Ministry of Finance denies mixing pensions and state budget

Doaa Farid
3 Min Read
(DNE File Photo)
Ministry of Finance is set to review the final draft of Egypt’s economic reform programme set to precede the acceptance of the country’s pending $4.8bn International Monetary Fund (IMF) loan. (Daily News Egypt)
Ministry of Finance denied in a statement any combination of the money allocated for insurance and pensions and the state’s general budget, asserting that the National Organization for Social Insurance (NOSI) is an economically independent authority.
(DNE File Photo)

Ministry of Finance denied in a statement any combination of the money allocated for insurance and pensions and the state’s general budget, asserting that the National Organization for Social Insurance (NOSI) is an economically independent authority.

The ministry said that it had not embezzled or wasted EGP 400bn from the insurance fund “as was reported” and clarified that several measures have been taken to protect pension funds since the NOSI came under the finance ministry’s supervision in 2005.

Hoda Kamel, a Pensioners’ Solidarity Syndicate member, said the government owes pensioners EGP 600bn, since the National Investment Bank (NIB), a state bank managing public investment, had lent this money to governmental agencies “without repaying it to pensioners.”

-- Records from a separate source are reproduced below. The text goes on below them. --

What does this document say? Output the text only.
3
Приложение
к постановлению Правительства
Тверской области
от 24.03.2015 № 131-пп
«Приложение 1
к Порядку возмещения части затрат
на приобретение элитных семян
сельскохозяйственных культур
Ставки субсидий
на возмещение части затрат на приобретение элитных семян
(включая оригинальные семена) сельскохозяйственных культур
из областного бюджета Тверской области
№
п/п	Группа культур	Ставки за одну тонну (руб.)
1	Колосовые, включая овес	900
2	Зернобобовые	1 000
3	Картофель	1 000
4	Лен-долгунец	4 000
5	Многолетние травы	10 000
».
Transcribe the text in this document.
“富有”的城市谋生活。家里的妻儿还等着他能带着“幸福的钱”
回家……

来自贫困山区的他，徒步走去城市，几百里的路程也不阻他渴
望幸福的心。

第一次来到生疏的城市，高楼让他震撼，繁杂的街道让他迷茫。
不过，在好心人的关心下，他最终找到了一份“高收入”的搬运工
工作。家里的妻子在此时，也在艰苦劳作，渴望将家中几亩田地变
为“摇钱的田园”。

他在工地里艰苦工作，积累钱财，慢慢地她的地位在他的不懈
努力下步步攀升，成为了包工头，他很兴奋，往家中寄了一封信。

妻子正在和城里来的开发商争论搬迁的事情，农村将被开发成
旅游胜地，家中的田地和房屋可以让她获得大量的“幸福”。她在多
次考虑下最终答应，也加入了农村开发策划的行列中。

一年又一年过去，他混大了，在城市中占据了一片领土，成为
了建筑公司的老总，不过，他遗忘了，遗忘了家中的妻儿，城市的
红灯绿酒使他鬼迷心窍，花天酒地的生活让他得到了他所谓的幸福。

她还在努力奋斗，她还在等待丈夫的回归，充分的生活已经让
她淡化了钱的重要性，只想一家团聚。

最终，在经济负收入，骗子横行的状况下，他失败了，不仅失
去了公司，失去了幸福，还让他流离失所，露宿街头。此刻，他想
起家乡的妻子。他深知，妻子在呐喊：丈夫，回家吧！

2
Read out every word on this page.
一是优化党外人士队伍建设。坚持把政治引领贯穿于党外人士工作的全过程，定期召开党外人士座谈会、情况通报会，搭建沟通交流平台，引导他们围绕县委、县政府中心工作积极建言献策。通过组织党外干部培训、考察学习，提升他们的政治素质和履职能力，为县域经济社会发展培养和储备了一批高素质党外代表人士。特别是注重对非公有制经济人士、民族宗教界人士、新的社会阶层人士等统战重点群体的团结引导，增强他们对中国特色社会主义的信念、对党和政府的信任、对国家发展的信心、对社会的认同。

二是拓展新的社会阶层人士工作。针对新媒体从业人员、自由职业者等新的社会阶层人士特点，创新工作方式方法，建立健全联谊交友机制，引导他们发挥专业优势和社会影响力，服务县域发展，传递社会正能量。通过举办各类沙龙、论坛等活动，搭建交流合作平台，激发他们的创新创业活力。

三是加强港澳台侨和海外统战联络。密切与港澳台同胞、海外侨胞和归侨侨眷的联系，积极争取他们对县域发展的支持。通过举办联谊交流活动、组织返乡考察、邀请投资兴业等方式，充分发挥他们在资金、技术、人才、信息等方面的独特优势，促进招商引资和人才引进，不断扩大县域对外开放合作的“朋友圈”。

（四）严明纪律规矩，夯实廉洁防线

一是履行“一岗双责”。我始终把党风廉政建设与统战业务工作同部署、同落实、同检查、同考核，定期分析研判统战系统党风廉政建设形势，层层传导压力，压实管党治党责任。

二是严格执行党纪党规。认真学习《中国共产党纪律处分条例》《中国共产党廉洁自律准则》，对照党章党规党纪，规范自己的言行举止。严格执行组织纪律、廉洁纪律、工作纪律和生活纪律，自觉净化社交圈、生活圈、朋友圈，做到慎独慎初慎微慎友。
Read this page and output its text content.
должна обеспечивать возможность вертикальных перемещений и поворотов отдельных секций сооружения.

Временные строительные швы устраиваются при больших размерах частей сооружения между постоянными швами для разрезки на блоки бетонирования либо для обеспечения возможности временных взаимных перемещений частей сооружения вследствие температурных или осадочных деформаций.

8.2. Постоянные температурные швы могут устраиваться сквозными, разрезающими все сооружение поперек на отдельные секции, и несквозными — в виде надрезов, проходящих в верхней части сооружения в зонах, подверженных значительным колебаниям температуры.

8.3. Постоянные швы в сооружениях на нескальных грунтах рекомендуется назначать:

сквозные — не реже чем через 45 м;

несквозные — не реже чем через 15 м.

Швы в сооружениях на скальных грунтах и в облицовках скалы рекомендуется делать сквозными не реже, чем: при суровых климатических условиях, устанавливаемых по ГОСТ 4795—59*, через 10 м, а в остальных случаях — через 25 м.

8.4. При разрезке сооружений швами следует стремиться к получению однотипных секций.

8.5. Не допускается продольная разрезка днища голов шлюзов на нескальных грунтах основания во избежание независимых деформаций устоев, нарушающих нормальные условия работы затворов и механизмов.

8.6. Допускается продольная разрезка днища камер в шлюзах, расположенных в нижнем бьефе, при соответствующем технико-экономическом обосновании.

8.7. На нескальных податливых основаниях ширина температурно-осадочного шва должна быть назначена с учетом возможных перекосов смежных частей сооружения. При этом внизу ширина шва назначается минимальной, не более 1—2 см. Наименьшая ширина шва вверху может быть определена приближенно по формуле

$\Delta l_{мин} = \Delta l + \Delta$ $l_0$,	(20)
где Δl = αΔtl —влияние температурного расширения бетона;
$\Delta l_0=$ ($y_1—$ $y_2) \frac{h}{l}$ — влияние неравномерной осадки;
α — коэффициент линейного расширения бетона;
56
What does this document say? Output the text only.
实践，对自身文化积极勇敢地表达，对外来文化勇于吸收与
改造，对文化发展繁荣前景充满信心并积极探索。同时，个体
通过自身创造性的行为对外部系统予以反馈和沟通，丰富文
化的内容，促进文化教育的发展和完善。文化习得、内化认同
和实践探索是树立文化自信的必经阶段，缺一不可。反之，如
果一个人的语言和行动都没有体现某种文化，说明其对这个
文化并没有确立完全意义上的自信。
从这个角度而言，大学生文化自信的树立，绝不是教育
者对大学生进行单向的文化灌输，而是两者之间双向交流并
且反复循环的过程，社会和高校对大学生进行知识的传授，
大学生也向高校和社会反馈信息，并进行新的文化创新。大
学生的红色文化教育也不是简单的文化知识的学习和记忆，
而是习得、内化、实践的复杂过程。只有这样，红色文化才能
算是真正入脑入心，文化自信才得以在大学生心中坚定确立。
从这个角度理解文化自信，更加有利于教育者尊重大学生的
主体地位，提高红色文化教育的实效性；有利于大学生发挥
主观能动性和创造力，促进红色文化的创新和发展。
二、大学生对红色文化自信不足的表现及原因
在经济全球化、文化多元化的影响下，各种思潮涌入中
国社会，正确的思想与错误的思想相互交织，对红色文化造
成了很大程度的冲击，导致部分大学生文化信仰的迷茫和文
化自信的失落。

According to Law 119 for 1980, pensions and insurance funds are committed to depositing their surplus fund into the NIB, which use these funds to finance the investments of state’s agencies. However, the statement added that “pensions and insurance funds from 1980 until 2006 have not exceeded EGP 69bn.”

The finance ministry said that pensions and insurance funds cannot benefit from the revenue of invested money, rendering them “unable to generate the needed currency to pay their beneficiaries. So funds from public and private pensions have burdened the public coffers.”

Annual increases to improve the status of pensioners have put an EGP 174.3bn burden on the annual budget from fiscal year 1980/1981 until 2012/2013, the ministry said.

Mervat El-Tallawi, former Minister of Social Insurances, a ministry dissolved in 2005, said earlier that the total debt of the state’s treasury to the pension and insurances funds was valued at EGP 435bn.

According to the statement, the Ministry of Finance has issued treasury bonds amounting to EGP 204bn “for the benefit of both the insurance and pensions’ fund”, which generates EGP 16.3bn for them annually, which the ministry said has refreshed its resources.

Earlier this month, the ministries of Finance and Social Solidarity announced that they are currently working to untie the financial entanglement between the Ministry, NOSI and NIB.

Minister of Finance Ahmed Galal noted that these efforts come as a part of the measures to disentangle the finances of public authorities such as petroleum and electricity.

The interim government decided in October to increase the pensions of government workers by 15% starting from January 2014.

Public expenditure for wages and compensations had allocated EGP 141bn from the state’s budget in the fiscal year 2012/2013, representing a 14.8% increase from the preceding year.